“Improvement in the radiologists workflow may be just as important as breast cancer detection,” write the software developers in the February 2021 issue of the Journal of Digital Imaging. “The topic of workflow improvement has received much less attention than breast cancer detection rates.”
DeepCAT is designed to automate prioritization of images likely to contain cancer and to discard images unlikely to contain cancer. It is a triage system that focuses on two key elements for mammogram suspicion scoring: discrete masses and other image features of cancer, such as architectural distortion.
The software has two components, a mammogram classifier cascade which uses AI to classify images as potentially normal, benign, or malignant, and a mass detector. These components are combined in a sequential workflow of image processing to generate an overall priority score. The priority score is used to order studies for review by the interpreting radiologist. DeepCAT’s components were trained using the Digital Database for Screening Mammography (DDSM), a dataset of 3,034 2D film mammography images from 2,620 patients at four U.S. hospitals.
The mass detector was trained to detect benign and malignant masses, and background breast tissue while generating a bounding box around any potential malignant lesions. In addition to classifying images, the mammogram classifier cascade was trained to maximize malignancy recall (sensitivity) and non-malignant precision (positive predictive value).

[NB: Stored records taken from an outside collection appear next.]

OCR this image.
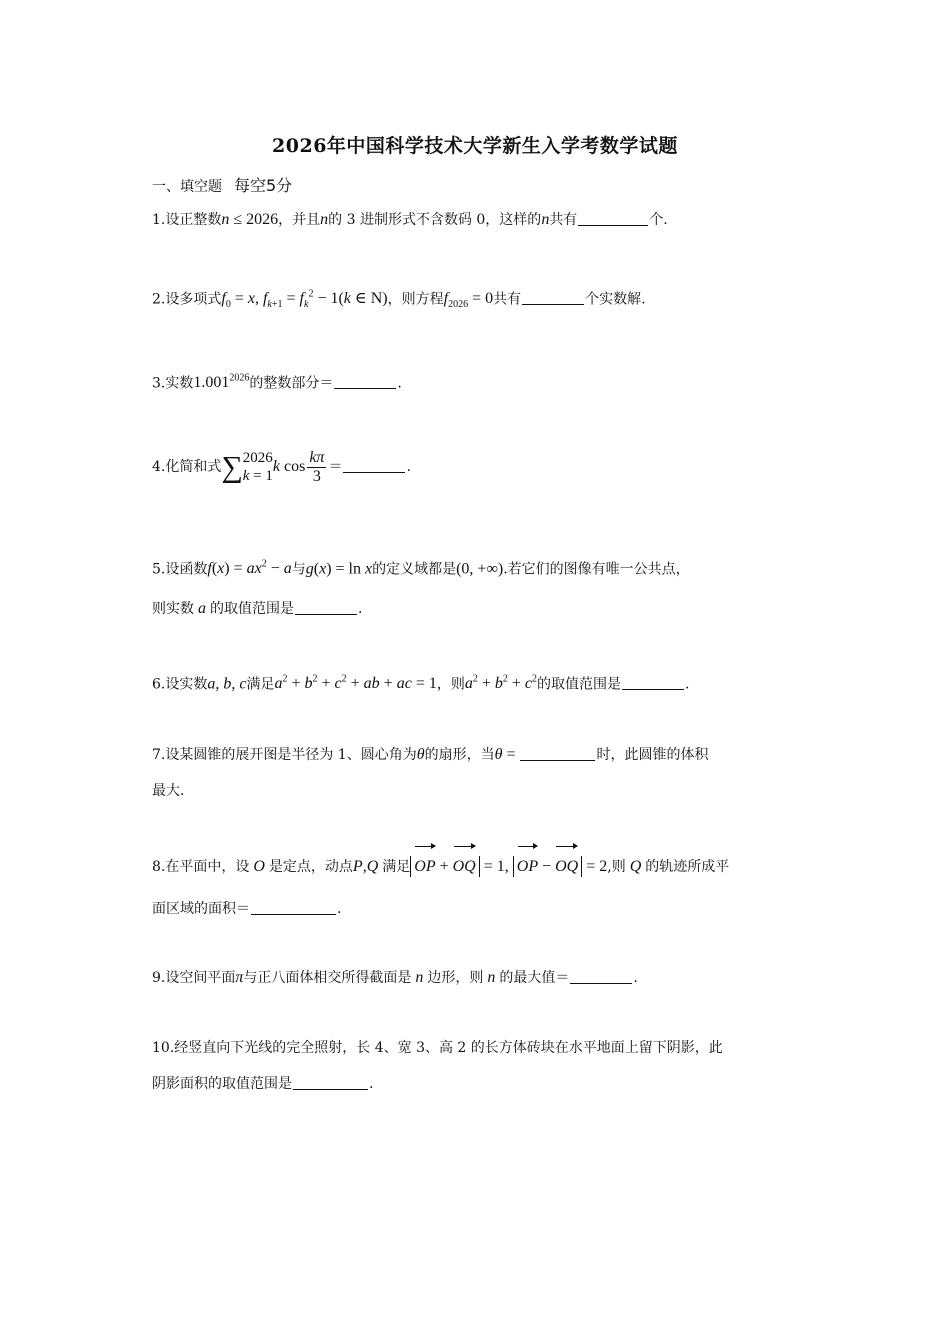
2026年中国科学技术大学新生入学考数学试题
一、填空题 每空5分
1.设正整数n ≤ 2026，并且n的 3 进制形式不含数码 0，这样的n共有	个.
2.设多项式$f_0 = x$, $f_{k+1} = f_k^2 - 1(k$ ∈ N)，则方程$f_{2026} = 0$共有	个实数解.
3.实数$1.001^{2026}$的整数部分＝	.
4.化简和式∑ 2026
k = 1
k $\cos \frac{k\pi}{3}$ ＝	.
5.设函数$f(x) = ax^2 - a$与g(x) = ln x的定义域都是(0, +∞).若它们的图像有唯一公共点，
则实数 a 的取值范围是	.
6.设实数a, b, c满足$a^2 + b^2 + c^2$ + ab + ac = 1，则$a^2 + b^2 + c^2$的取值范围是	.
7.设某圆锥的展开图是半径为 1、圆心角为θ的扇形，当θ =	时，此圆锥的体积
最大.
8.在平面中，设 O 是定点，动点P,Q 满足 OP + OQ = 1, OP − OQ = 2,则 Q 的轨迹所成平
面区域的面积＝	.
9.设空间平面π与正八面体相交所得截面是 n 边形，则 n 的最大值＝	.
10.经竖直向下光线的完全照射，长 4、宽 3、高 2 的长方体砖块在水平地面上留下阴影，此
阴影面积的取值范围是	.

We are not looking to replace radiologists, but rather to assist with workflow and to provide a second interpretation or consultation. A combined AI system may have the potential to replace a human second reader where double reading is the normLisa Mullen
Lead author Paul H. Yi, M.D., and co-researchers describe the performance and validation of their prototype software using a 595 testing image dataset in the publication. It achieved 100% precision for normal studies, classifying 53% as normal without missing a single cancer.
The authors report that they are currently training a DeepCAT system for DBT and 2D digital mammography. They also are discussing training the system to identify and classify microcalcifications. “Our work is currently focused on radiologist workflow, using AI to modify the reading worklist to prioritize cases more likely to contain a malignancy, and to potential remove normal cases from the worklist. Both of these actions would focus the radiologist’s effort toward higher priority cases, and could decrease time spent on interpretation of normal cases,” co-principal investigator and breast imager Lisa Mullen, M.D. tells Healthcare in Europe. “Combining these workflow enhancements with computer-assisted diagnostic tools would be very powerful. This combination could help the radiologist to be more efficient and may assist the radiologist with interpretation of difficult cases.” She emphasizes that “we are not looking to replace radiologists, but rather to assist with workflow and to provide a second interpretation or consultation. A combined AI system may have the potential to replace a human second reader where double reading is the norm.”
Co-principal investigator Professor Gregory Hager adds, “Personally, I think the right way to think about AI is as a second reader, potentially blinded from the radiologist. We can train algorithms to be complementary to humans -- that is, make them more sensitive to cases the human gets wrong, so that combination of human and machine has maximum value. That, combined with optimizing workload, would have the biggest impact, in my opinion.”
Image source: Shutterstock/Gorodenkoff
Additional training data welcome
The developers invite collaborators so that they can train DeepCAT on a dataset of images from low-resource countries, as they believe these systems could be of great benefit in countries with an inadequate number of breast imaging radiology specialists. (If interested, contact Dr. Yi at firstname.lastname@example.org).
Gregory D. Hager, Ph.D., is the Mandell Bellmore Professor of Computer Science and founding director of the Malone Center for Engineering in Healthcare at Johns Hopkins University. His research interests include collaborative and vision-based robotics, time-series analysis of image data, and medical applications of image analysis and robotics. Professor Hager is a fellow of the ACM, IEEE and AAAS for his contributions to Vision-Based Robotics, and a Fellow of the MICCAI Society and of AIMBE for his contributions to imaging and his work on the analysis of surgical technical skill.
Lisa A. Mullen, M.D., is an assistant professor of radiology, is the Breast Imaging Division of the Russell H. Morgan Department of Radiology and Radiological Science at Johns Hopkins Medicine. She is also the Director of the Breast Imaging Fellowship Program. Her research interests include breast imaging practice improvement and the application of artificial intelligence to breast imaging.
Paul H. Yi, M.D., is an Instructor of Radiology and Fellow in the Musculoskeletal Imaging Division at Johns Hopkins Medicine and is the founding co-director of the Radiology Artificial Intelligence Lab (RAIL). In July 2021, he will be joining the University of Maryland Department of Radiology in Baltimore as co-director of the University of Maryland Intelligent Imaging Center.